AWS outage disrupts Facebook, Snapchat and Amazon before recovery begins

Amazon Web Services confirmed its systems were recovering following a major outage that disrupted dozens of websites and applications including Facebook, Snapchat, Amazon, Coinbase and Robinhood, reports The Wall Street Journal, which was among several media organisations affected by the outage.

The outage, which began around 3:00 AM Eastern Time, affected major retailers, airlines, social media applications, financial services companies and productivity tools across the AWS US-EAST-1 region centred around Northern Virginia. Sites including Slack, United Airlines, AI tool Perplexity and videogames Fortnite and Roblox experienced disruptions.

AWS traced the problem to its DynamoDB system, which provides websites with database storage and computing power. The service has more than one million customers across retail, financial services, media and entertainment sectors, with clients including Disney+, Zoom, Airbnb, Lyft, Dropbox and Nike.

The company identified the root cause at 2:01 AM Pacific Daylight Time as a DNS resolution issue affecting the DynamoDB API endpoint in US-EAST-1. AWS stated it was “working on multiple parallel paths to accelerate recovery” with the issue also affecting other services in the region.

Early signs of recovery

Engineers applied initial mitigations at 2:22 AM PDT with early signs of recovery appearing for some impacted services. By 3:35 AM PDT, AWS confirmed “the underlying DNS issue has been fully mitigated, and most AWS Service operations are succeeding normally now.”

However, requests to launch new EC2 instances and services that launch EC2 instances such as ECS continued experiencing increased error rates. AWS recommended customers configure EC2 instance launches without targeting specific Availability Zones and that Auto Scaling Groups be configured to use multiple zones.

Some services continued working through backlogs of events, including CloudTrail and Lambda, following initial recovery. AWS reported elevated polling delays for Lambda Event Source Mappings for SQS, affecting features depending on Lambda’s SQS polling capabilities including Organisation policy updates.

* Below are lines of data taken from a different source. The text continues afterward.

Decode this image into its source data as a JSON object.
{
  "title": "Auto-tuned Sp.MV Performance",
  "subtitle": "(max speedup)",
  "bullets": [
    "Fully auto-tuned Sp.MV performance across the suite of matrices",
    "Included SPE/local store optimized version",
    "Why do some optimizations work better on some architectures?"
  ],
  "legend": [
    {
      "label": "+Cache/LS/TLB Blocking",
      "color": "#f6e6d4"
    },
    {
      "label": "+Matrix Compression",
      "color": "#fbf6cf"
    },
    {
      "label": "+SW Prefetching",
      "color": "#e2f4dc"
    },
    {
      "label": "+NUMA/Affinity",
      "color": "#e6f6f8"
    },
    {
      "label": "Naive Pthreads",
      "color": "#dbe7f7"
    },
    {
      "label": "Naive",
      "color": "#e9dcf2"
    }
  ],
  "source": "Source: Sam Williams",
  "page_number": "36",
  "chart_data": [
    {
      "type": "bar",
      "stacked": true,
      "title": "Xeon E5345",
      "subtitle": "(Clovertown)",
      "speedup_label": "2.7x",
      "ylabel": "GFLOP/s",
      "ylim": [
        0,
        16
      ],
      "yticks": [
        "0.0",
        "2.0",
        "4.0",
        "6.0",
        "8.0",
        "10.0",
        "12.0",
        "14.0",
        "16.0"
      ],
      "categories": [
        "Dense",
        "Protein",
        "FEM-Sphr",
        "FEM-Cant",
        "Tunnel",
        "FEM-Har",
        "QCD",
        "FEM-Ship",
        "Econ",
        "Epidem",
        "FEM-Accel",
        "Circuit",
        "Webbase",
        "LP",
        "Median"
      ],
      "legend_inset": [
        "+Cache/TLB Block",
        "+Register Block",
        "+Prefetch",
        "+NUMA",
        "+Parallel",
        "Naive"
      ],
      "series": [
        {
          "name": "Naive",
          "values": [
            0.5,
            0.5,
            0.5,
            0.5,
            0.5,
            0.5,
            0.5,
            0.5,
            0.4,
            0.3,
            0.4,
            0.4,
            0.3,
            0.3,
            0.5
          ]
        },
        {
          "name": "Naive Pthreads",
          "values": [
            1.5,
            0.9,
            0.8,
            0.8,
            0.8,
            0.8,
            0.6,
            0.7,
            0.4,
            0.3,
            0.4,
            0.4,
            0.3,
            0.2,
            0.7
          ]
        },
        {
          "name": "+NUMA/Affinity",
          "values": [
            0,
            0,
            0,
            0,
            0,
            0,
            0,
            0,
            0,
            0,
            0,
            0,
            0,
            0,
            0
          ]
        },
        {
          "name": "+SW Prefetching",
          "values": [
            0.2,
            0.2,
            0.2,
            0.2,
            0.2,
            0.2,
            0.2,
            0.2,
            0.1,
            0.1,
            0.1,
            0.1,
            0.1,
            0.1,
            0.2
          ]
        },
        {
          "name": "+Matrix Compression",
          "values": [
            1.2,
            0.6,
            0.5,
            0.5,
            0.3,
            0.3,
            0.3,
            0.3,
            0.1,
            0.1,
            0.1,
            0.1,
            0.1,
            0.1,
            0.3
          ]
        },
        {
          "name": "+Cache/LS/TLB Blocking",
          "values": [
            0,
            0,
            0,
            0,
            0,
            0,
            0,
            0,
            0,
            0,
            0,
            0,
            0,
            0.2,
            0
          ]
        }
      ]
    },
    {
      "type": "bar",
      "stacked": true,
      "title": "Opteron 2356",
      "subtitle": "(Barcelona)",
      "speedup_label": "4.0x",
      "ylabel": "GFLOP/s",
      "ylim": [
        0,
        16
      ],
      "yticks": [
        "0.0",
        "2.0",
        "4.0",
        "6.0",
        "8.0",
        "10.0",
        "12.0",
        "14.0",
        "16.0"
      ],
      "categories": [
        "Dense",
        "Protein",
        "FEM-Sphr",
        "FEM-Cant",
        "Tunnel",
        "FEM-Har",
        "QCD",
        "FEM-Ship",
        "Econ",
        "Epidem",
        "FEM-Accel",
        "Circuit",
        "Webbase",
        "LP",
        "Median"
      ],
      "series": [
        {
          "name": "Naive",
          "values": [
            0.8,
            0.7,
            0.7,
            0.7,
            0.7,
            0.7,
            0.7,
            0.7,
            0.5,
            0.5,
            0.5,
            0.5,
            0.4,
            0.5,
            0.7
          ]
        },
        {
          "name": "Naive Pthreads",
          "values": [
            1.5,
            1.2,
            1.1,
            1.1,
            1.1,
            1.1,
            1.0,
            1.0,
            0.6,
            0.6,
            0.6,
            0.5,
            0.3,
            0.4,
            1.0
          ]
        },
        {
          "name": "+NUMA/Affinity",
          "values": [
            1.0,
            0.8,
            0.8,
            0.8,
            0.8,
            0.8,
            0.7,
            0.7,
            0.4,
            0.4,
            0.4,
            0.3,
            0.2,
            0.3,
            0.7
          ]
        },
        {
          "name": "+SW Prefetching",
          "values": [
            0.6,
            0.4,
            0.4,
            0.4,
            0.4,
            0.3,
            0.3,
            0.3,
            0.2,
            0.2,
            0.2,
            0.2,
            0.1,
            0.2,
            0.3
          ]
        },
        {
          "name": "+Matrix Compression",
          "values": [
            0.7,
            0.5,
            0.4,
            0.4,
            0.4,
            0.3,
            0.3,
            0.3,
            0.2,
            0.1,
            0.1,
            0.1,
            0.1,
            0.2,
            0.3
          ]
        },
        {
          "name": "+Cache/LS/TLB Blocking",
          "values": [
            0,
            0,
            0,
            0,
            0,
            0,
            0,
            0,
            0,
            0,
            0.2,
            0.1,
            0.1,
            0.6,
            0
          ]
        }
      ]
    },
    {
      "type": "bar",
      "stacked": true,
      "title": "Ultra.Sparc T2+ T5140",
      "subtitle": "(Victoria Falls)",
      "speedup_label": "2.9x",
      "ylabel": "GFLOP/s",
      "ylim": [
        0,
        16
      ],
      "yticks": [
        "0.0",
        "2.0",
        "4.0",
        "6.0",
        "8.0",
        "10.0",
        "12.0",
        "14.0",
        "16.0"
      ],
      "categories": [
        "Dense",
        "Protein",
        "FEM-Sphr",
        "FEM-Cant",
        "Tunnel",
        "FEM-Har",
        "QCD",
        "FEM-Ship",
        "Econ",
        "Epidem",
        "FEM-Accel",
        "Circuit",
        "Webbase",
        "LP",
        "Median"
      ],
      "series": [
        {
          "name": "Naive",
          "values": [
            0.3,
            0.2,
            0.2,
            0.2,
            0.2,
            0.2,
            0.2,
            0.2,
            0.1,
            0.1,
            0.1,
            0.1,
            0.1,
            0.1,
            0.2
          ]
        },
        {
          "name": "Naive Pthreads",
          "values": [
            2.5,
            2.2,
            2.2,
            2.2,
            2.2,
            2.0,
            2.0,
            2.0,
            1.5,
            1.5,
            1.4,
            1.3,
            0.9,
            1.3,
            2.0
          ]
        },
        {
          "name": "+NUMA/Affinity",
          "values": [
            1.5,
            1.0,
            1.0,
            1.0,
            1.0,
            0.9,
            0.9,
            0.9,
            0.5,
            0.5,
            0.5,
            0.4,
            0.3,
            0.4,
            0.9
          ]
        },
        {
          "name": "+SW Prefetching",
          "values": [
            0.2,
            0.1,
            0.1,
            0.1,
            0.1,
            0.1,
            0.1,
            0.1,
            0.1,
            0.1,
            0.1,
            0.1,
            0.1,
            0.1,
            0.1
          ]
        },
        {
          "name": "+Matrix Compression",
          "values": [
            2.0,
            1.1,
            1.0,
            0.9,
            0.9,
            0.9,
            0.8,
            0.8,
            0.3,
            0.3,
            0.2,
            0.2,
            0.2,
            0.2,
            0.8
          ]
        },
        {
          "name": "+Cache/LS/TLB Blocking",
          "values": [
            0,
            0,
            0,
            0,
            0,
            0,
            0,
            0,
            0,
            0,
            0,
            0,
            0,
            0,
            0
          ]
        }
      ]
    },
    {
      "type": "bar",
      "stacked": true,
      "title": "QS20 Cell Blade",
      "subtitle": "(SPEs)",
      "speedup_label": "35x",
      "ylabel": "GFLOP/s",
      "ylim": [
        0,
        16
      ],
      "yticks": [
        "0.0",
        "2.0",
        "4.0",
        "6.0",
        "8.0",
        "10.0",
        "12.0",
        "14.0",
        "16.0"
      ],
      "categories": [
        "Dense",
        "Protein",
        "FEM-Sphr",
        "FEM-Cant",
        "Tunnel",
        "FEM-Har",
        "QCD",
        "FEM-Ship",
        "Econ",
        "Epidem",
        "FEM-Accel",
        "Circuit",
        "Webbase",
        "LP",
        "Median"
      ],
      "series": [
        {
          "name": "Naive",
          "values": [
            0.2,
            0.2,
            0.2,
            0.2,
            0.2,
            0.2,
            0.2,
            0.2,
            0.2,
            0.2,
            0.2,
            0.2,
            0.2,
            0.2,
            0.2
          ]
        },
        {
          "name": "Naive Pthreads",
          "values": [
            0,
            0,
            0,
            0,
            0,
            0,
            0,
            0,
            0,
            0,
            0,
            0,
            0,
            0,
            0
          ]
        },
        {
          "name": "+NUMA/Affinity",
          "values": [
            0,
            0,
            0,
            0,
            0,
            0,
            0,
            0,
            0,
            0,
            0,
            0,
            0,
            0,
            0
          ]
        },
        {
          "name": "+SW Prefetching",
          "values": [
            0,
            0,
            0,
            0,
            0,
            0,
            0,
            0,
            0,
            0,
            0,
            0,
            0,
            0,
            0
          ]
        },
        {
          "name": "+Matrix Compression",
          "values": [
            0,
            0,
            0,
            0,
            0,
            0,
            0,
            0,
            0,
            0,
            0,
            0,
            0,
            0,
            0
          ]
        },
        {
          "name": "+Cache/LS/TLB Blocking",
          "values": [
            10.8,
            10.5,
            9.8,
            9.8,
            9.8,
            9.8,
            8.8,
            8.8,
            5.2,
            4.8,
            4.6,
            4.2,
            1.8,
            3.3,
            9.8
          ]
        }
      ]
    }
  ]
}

Global services and features relying on US-EAST-1 endpoints, including IAM updates and DynamoDB Global Tables, also experienced issues during the outage before recovering at 3:03 AM PDT.

The AWS infrastructure underpins millions of websites and platforms, providing cloud computing services such as servers and storage to major companies globally. The service is the largest cloud computing provider in the United States.